指田文夫の「さすらい日乗」

さすらいはアントニオーニの映画『さすらい』で、日乗は永井荷風の『断腸亭日乗』です 日本でただ一人の大衆文化評論家です

『実録エロごと師・巡業花電車』

2022年09月19日 | 映画

阪神・ヤクルト戦を見ていて、藤浪、中野のエラーでの失点1点を回復できずに負けたので、日活ロマンポルノの『実録エロごと師・巡業花電車』を見る。

これは、初回に、ノーアウト1,2塁になったのに、3番の近本にバントをさせて2,3塁にしなかったのが間違いだったと思う。
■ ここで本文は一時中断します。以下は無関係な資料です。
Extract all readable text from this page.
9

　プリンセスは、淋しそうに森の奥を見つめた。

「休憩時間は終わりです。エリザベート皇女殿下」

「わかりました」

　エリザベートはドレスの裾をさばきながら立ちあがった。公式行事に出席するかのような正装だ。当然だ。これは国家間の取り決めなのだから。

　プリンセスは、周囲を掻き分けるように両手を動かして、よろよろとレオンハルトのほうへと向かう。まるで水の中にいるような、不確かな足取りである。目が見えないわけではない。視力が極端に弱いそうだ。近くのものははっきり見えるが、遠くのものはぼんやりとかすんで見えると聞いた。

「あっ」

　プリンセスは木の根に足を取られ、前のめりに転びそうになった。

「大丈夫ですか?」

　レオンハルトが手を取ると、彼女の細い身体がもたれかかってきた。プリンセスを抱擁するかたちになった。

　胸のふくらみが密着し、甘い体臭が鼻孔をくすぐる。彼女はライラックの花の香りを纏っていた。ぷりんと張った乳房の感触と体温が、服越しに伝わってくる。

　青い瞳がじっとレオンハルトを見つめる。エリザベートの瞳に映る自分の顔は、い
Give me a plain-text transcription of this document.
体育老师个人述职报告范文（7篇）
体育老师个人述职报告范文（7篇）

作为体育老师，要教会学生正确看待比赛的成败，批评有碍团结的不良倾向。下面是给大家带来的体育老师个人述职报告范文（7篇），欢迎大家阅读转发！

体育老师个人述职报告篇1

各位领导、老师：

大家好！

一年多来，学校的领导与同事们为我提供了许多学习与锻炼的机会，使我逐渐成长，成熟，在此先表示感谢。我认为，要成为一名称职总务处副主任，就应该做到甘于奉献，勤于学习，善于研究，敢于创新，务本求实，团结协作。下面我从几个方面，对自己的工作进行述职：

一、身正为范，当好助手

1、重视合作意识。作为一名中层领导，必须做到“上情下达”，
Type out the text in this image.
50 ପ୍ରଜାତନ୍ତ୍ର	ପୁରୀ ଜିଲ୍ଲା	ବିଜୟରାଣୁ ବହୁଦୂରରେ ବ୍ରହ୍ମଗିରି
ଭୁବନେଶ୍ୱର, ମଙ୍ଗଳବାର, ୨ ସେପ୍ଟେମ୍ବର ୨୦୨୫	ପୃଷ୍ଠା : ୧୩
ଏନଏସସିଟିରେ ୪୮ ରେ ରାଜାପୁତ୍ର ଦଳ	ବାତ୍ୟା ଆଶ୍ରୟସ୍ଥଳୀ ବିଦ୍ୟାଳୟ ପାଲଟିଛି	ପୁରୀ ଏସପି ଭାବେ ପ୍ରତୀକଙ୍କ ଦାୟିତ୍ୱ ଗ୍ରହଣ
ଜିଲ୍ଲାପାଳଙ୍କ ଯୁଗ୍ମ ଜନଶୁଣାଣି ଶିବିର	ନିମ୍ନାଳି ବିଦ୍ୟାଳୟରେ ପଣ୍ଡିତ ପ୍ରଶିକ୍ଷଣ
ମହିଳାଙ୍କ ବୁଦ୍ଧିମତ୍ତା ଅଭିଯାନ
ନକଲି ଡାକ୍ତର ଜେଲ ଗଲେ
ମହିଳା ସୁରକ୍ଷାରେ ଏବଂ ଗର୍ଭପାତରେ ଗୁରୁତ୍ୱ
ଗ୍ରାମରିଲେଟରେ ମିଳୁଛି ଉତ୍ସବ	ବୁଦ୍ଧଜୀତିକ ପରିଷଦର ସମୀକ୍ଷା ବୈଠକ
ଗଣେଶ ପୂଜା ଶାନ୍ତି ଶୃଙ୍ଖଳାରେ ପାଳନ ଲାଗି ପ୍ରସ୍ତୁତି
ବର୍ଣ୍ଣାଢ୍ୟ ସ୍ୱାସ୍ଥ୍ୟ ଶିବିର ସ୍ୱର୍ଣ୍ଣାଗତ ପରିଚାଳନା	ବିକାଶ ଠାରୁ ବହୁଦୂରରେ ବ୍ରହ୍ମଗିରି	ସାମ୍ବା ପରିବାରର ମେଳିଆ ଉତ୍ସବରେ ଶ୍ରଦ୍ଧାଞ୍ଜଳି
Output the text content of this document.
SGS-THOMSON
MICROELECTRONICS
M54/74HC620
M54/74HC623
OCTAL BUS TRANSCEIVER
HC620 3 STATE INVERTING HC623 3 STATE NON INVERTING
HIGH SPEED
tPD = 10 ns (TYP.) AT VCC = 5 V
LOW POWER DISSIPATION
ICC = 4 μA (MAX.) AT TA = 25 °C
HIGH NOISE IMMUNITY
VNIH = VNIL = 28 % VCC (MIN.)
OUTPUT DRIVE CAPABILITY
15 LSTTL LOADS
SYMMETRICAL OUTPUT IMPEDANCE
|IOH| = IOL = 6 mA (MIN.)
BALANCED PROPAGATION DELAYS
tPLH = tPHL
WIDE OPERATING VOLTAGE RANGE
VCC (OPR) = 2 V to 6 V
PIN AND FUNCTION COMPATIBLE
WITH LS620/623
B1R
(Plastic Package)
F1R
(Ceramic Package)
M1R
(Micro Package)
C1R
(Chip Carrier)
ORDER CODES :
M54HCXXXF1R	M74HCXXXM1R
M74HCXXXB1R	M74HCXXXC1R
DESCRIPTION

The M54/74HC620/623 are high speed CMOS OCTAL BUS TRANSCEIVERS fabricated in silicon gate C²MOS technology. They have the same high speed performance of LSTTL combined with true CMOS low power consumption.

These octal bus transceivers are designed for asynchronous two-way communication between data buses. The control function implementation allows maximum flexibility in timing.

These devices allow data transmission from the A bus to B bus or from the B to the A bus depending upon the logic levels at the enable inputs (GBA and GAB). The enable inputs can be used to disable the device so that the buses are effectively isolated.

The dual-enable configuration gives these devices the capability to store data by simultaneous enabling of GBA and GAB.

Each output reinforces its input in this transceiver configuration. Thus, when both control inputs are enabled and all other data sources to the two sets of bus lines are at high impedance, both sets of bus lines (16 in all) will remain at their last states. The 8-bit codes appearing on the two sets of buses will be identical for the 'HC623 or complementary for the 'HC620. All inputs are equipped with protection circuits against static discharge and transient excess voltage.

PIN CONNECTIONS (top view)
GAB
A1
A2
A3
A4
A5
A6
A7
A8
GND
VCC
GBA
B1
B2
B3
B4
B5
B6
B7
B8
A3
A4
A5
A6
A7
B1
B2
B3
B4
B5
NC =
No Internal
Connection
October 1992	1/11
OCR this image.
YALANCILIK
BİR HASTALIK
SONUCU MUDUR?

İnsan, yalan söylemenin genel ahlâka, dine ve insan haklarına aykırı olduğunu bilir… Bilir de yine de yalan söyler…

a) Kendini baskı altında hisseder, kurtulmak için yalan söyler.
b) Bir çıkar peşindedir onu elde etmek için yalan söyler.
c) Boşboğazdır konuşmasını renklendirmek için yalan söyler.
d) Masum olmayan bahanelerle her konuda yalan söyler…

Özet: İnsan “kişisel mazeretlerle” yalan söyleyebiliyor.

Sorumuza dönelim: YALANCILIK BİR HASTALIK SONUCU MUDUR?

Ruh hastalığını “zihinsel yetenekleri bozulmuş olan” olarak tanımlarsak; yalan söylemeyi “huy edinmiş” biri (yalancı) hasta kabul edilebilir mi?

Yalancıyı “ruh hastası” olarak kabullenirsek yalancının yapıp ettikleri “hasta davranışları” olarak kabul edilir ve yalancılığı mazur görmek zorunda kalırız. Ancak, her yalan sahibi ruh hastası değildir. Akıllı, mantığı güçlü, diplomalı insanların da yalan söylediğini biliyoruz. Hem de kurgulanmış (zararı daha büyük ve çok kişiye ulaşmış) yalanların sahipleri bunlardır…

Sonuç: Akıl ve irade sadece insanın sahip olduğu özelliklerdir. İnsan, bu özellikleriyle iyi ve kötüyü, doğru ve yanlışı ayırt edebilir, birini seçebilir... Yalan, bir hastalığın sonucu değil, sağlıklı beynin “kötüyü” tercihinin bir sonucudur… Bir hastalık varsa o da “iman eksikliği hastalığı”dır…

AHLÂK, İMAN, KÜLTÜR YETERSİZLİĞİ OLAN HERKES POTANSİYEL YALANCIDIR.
一回からバントはないと普通は思うが、現在は通常のゲームではなく、日本シリーズのような戦いなので、「まずは先取点だった」と思うのだ。

1974年の全盛時代で、見たはずだが、筋はあまり憶えていなかった。

吉村平吉の実体験の本の映画化で、今村昌平の『人類学入門・エロごと師達』は、吉村らの話をもとにした野坂昭如の小説だったので、この方が実録だと思う。

                     

検察庁で、罰金を払った殿村(殿山泰司)は、そこの受付の女(星まり子)に目を付ける。

浅草の小料理屋でやっているシロ・クロショーを見に行くが、若者二人で、早すぎで、彼曰く、

「まるでお医者さん、ごっこだ」

殿村は、星をスカウトしてきて、中年の紳士に紹介して5万円を得る。

若者組の女と、大ベテランのウタマロ・ボーイ(五條博)を組ませて、本物のショーを見せて客を唸らせる。

そして、殿村は、榎木兵衛からの話で、地方の温泉場でのシロ・シロショーの仕事に出る。

シロ・シロは、ベテランの二条明美で、その相手に殿村は、星を選び、榎木の運転でドサ参りに出る。

本当は、浅草を離れたくなかったのだが、戦前からの馴染みの女郎・朝顔太夫の武智豊子が死んだので、それを期としたのだ。

この武智の骨を埋めた地面に、男達全員で精液を掛けるシーンがあり、翌日朝顔が開いていて、笑える。

二条のショーは、すごいもので、膣から出した糸で、リンゴを切ったり、ラッパを入れて戦闘曲を吹いたりする。

田舎の客の近江大介は言う、「まさに芸術だ!」

だが、ある夜、二条は榎木と性交すると、なんども感じてしまい、括約筋が緩んでしまう。

次の場では、二条は芸がでず、殿村と星は東京に戻る。

この時、彼は言う、

「あの二人はできたのだ」と。

私は、増村保造の傑作『セックス・チェック第二の性』を思い出した。